We don't have any room for them and we're shoving them out of the room, but they're
really not barred."
We know a lot about this issue, don't we?
This has to do with a case, this is a type of chemical that Scott Pruitt is trying to
hide the dangers about because it's basically in all of our bodies right now; it's in our
drinking water, it's a C-8 variant.
It's a polycarbon kind of product that we don't really have any way to get out of our
system once it's in our system.
And know, based on the cases that we tried, the C-8 cases that we tried up in Ohio, that
it causes birth defects, it causes cancer, it causes blood diseases, it causes gastrointestinal
diseases, probably causes neurological diseases.
So this is what Scott Pruitt is trying to hide from the American public.
He doesn't want this to get out.
He said if this gets out, it's going to cause pandemonium.
And bad PR for the agency.
We had discussed that last week because this issue's only been on people's radars for about
a week now because they buried the initial report.

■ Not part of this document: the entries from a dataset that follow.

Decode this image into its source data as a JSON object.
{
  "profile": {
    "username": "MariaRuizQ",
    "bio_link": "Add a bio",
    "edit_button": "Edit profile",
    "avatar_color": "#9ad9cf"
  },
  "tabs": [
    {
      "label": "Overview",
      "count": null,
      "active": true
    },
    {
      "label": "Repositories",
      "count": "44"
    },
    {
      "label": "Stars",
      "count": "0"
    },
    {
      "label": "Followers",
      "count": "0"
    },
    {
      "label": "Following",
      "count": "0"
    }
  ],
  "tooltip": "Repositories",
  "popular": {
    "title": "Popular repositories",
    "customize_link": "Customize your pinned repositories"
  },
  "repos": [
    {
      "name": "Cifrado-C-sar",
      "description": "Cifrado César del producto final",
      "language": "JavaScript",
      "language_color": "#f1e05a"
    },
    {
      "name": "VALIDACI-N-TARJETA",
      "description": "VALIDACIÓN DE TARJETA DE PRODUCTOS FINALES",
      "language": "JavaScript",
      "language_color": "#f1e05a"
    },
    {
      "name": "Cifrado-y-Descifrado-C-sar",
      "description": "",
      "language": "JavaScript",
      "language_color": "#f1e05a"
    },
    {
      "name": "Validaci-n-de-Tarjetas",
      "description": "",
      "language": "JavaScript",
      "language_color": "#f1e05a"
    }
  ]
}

So they're like, "Okay, we're going to have this meeting.
Press, you can't come in.
Uh oh, here comes somebody."
Security guard grabs her by the shoulders and forces her out of the room, and she had
said all she wanted to do at that point when she was going through security was just ask
the EPA spokesperson why we can't even come in.
Here's the real deal.
EPA is responsible for this.
I saw the documents.
We tried five of these cases.
We actually saw the documents where the EPA has known about this for decades and actually
helped cover it up.
And you see this movement from, say, DuPont or 3M, you see the movement from those companies
where ... One day they're working for DuPont; the next day they're working for the EPA.
And those people that moved into those management situations have kept this a big secret.
If Pruitt gets away with this, our democracy is lost, completely lost.